Importantly, after the Civil War, African Americans were a majority of the population in Louisiana, Mississippi, and South Carolina, and 40 percent or more in Alabama, Florida, Georgia, and Virginia. If majority rule and political freedom had prevailed in those seven states, the political power and influence African Americans enjoyed during Reconstruction would likely have continued for decades, or permanently.
However, as is well-known, African Americans were systematically disenfranchised, most vigorously in places where they were majorities, or could combine with other voters to become majorities. Mississippi was a leader in disenfranchising African Americans. In 1896, the Mississippi Supreme Court explained how this happened in Ratliff v. Beale:
Our unhappy state had passed in rapid succession from civil war through a period of military occupancy, followed by another, in which the control of public affairs had passed to a recently enfranchised race, unfitted by educational experience for the responsibility thrust upon it. This was succeeded by a semimilitary, semicivil uprising, under which the white race, inferior in number, but superior in spirit, in governmental instinct, and in intelligence, was restored to power. The anomaly was then presented of a government whose distinctive characteristic was that it rested upon the will of the majority, being controlled and administered by a minority of those entitled under its organic law to exercise the electoral franchise.
The Mississippi Constitutional Convention of 1890 solved this problem:
Within the field of permissible action under the limitations imposed by the federal constitution, the convention swept the circle of expedients to obstruct the exercise of the franchise by the negro race.
See United States v. Mississippi (1965).
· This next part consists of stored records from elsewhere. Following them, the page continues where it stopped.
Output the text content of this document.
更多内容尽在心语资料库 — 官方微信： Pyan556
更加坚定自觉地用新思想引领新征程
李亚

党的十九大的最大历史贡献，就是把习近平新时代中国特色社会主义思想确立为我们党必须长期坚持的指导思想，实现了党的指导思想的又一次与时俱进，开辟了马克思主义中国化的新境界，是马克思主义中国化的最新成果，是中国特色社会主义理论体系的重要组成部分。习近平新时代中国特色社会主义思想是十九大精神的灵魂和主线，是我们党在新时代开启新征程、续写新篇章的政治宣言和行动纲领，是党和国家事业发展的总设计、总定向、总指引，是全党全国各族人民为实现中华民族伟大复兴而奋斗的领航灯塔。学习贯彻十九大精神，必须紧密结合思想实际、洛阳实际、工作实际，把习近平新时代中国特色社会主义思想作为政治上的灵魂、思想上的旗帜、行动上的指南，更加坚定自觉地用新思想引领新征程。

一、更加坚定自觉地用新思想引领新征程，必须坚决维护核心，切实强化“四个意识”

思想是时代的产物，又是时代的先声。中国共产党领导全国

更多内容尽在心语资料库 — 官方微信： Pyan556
Disenfranchisement of African Americans, the perpetrators themselves recognized, resulted in the establishment of minority rule.
Accordingly, the United States failed to guarantee a republican form of government in many former Confederate states in the period after Reconstruction and before the passage of the Voting Rights Act of 1965. The legislative history of a number of acts of Congress including the Fifteenth Amendment itself, recognized the conflict between the principle of majority rule enshrined in the Guarantee Clause and the reality of systematic disenfranchisement of African Americans.
It is unlikely that anyone would bother to disenfranchise a political opponent unless the outcome of the election might be at stake. In a highly polarized nation, there remain incentives for governmental actors, political parties, or others, to find ways to obstruct registration or casting of ballots to turn minorities of eligible voters into winners of elections. Congress does not have a general power to police and purify state elections, or to install governmental structures it considers desirable. However, the United States has a Guarantee Clause responsibility to step in when the principle of majority rule is threatened.